Once, I was with a friend in Lagos who drove me around in her car. I noticed she occasionally ran the red lights and when I asked her why she did so, she told me she could not afford to wait for the light to turn green otherwise she could be jumped by armed robbers who typically lurked by, waiting for compliant drivers like her. After that time, I was prompted to start timing how long the red lights in Lagos lasted to know if her impatience was warranted. To my surprise, there did not seem to be a consistency in the pattern of how and when the light changed. Typically, traffic signal engineers spend months and months collecting data on the flow of traffic at peak and off-peak hours to regulate how and when the light would change so motorists would spend the least possible times at traffic intersections. How many states in Nigeria that launch traffic lights with fanfare go through that level of rigour in planning and improving services once those lights have been installed?
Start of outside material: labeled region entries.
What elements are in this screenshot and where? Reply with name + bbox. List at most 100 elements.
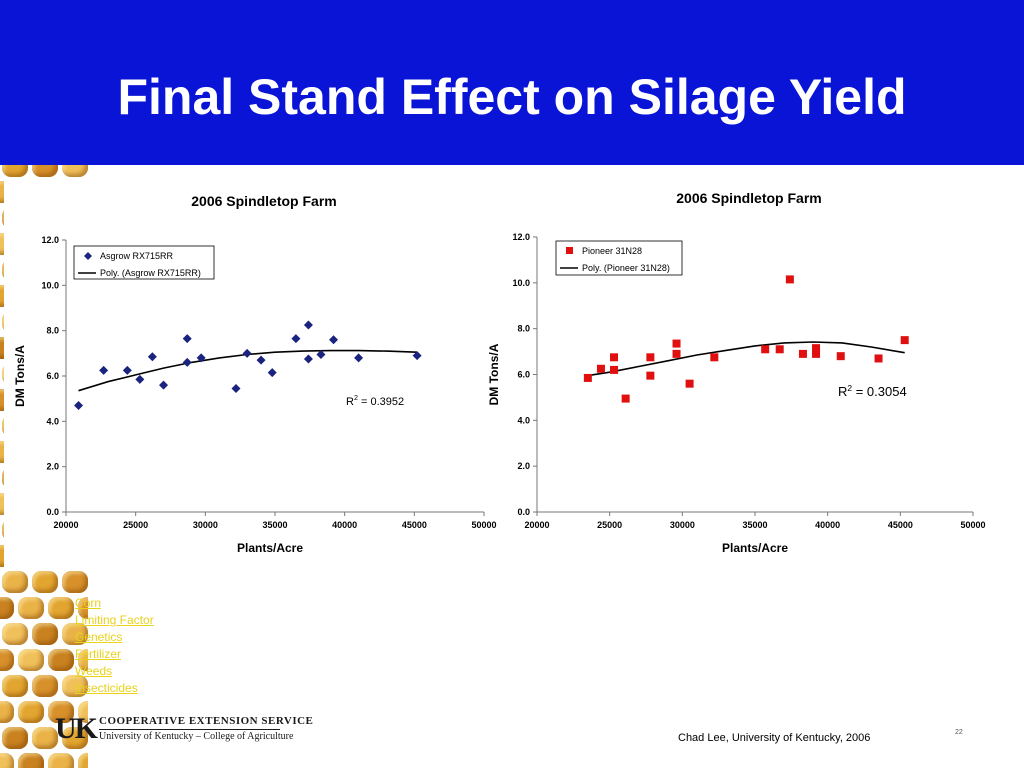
- corn-kernel: [18, 701, 44, 723]
- corn-kernel: [18, 649, 44, 671]
- uk-logo-divider: [99, 729, 280, 730]
- data-point: [412, 351, 422, 361]
- chart-title: 2006 Spindletop Farm: [676, 190, 821, 206]
- y-tick-label: 8.0: [46, 326, 59, 336]
- data-point: [303, 320, 313, 330]
- y-tick-label: 6.0: [517, 370, 530, 380]
- nav-link-fertilizer[interactable]: Fertilizer: [75, 647, 122, 661]
- slide-title: Final Stand Effect on Silage Yield: [117, 69, 907, 125]
- data-point: [646, 353, 655, 362]
- chart-asgrow: 2006 Spindletop Farm 20000 25000 30000 35000…: [13, 193, 497, 555]
- uk-logo: UK COOPERATIVE EXTENSION SERVICE Univers…: [55, 713, 313, 745]
- data-point: [122, 365, 132, 375]
- credit-text: Chad Lee, University of Kentucky, 2006: [678, 732, 871, 744]
- y-axis-label: DM Tons/A: [13, 345, 27, 407]
- data-point: [99, 365, 109, 375]
- nav-link-weeds[interactable]: Weeds: [75, 664, 113, 678]
- uk-logo-line1: COOPERATIVE EXTENSION SERVICE: [99, 715, 314, 727]
- x-tick-label: 35000: [742, 520, 767, 530]
- nav-link-corn[interactable]: Corn: [75, 596, 102, 610]
- corn-kernel: [2, 165, 28, 177]
- corn-kernel: [32, 675, 58, 697]
- corn-kernel: [48, 597, 74, 619]
- x-tick-label: 25000: [597, 520, 622, 530]
- data-point: [182, 334, 192, 344]
- chart-pioneer: 2006 Spindletop Farm 20000 25000 30000 35000…: [487, 190, 986, 555]
- r-squared-label: R2 = 0.3054: [838, 383, 907, 399]
- y-tick-label: 0.0: [517, 507, 530, 517]
- data-point: [329, 335, 339, 345]
- data-point: [685, 379, 694, 388]
- x-tick-label: 20000: [524, 520, 549, 530]
- corn-kernel: [32, 623, 58, 645]
- data-point: [646, 371, 655, 380]
- data-point: [812, 344, 821, 353]
- x-tick-label: 40000: [332, 520, 357, 530]
- x-tick-label: 35000: [262, 520, 287, 530]
- y-tick-label: 6.0: [46, 371, 59, 381]
- corn-kernel: [48, 753, 74, 768]
- corn-kernel: [62, 623, 88, 645]
- uk-logo-line2: University of Kentucky – College of Agri…: [99, 731, 294, 742]
- y-tick-label: 4.0: [517, 415, 530, 425]
- y-tick-label: 10.0: [41, 280, 59, 290]
- y-tick-label: 8.0: [517, 324, 530, 334]
- data-point: [196, 353, 206, 363]
- legend-label: Poly. (Asgrow RX715RR): [100, 268, 201, 278]
- nav-link-limiting-factor[interactable]: Limiting Factor: [75, 613, 154, 627]
- legend-label: Pioneer 31N28: [582, 246, 642, 256]
- corn-kernel: [32, 571, 58, 593]
- legend-box: [73, 245, 215, 280]
- legend-marker: [84, 252, 92, 260]
- data-point: [267, 368, 277, 378]
- corn-kernel: [32, 165, 58, 177]
- data-point: [74, 400, 84, 410]
- data-point: [291, 334, 301, 344]
- data-point: [147, 352, 157, 362]
- y-tick-label: 2.0: [46, 462, 59, 472]
- data-point: [874, 354, 883, 363]
- data-point: [710, 353, 719, 362]
- corn-kernel: [0, 701, 14, 723]
- corn-kernel: [48, 701, 74, 723]
- y-axis-label: DM Tons/A: [487, 343, 501, 405]
- data-point: [761, 345, 770, 354]
- x-tick-label: 45000: [402, 520, 427, 530]
- nav-link-genetics[interactable]: Genetics: [75, 630, 123, 644]
- page-number: 22: [955, 729, 963, 736]
- data-point: [303, 354, 313, 364]
- corn-kernel: [2, 675, 28, 697]
- corn-kernel: [2, 571, 28, 593]
- data-point: [900, 336, 909, 345]
- x-axis-label: Plants/Acre: [237, 541, 303, 555]
- data-point: [354, 353, 364, 363]
- x-tick-label: 30000: [193, 520, 218, 530]
- legend-label: Poly. (Pioneer 31N28): [582, 263, 670, 273]
- data-point: [812, 349, 821, 358]
- corn-kernel: [78, 649, 88, 671]
- nav-link-insecticides[interactable]: Insecticides: [75, 681, 138, 695]
- corn-kernel: [62, 165, 88, 177]
- title-bar: [0, 0, 1024, 165]
- chart-title: 2006 Spindletop Farm: [191, 193, 336, 209]
- data-point: [135, 374, 145, 384]
- chart-panel: 2006 Spindletop Farm 20000 25000 30000 35000…: [4, 180, 497, 568]
- corn-kernel: [2, 623, 28, 645]
- corn-kernel: [78, 753, 88, 768]
- y-tick-label: 12.0: [512, 232, 530, 242]
- data-point: [785, 275, 794, 284]
- corn-kernel: [18, 597, 44, 619]
- data-point: [256, 355, 266, 365]
- x-tick-label: 50000: [471, 520, 496, 530]
- y-tick-label: 10.0: [512, 278, 530, 288]
- data-point: [231, 383, 241, 393]
- data-point: [596, 364, 605, 373]
- corn-kernel: [0, 753, 14, 768]
- corn-kernel: [48, 649, 74, 671]
- trendline: [587, 341, 905, 377]
- data-point: [610, 353, 619, 362]
- corn-kernel: [18, 753, 44, 768]
- legend-marker: [566, 247, 573, 254]
- y-tick-label: 0.0: [46, 507, 59, 517]
- x-axis-label: Plants/Acre: [722, 541, 788, 555]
For us to become a modern nation, we need to develop a culture of accuracy whereby we know things in details and not rely on mere instinct or our spontaneity. We need to plan our cities, our lives, ourselves, our habits, our nation, and our future. Modernity and its innovations are calibrated on a culture that counts and accounts, we cannot expect to seamlessly participate in a global culture that has already standardised cultural and technological product without developing the habit of knowing the fragmented details of social behaviour in Nigeria.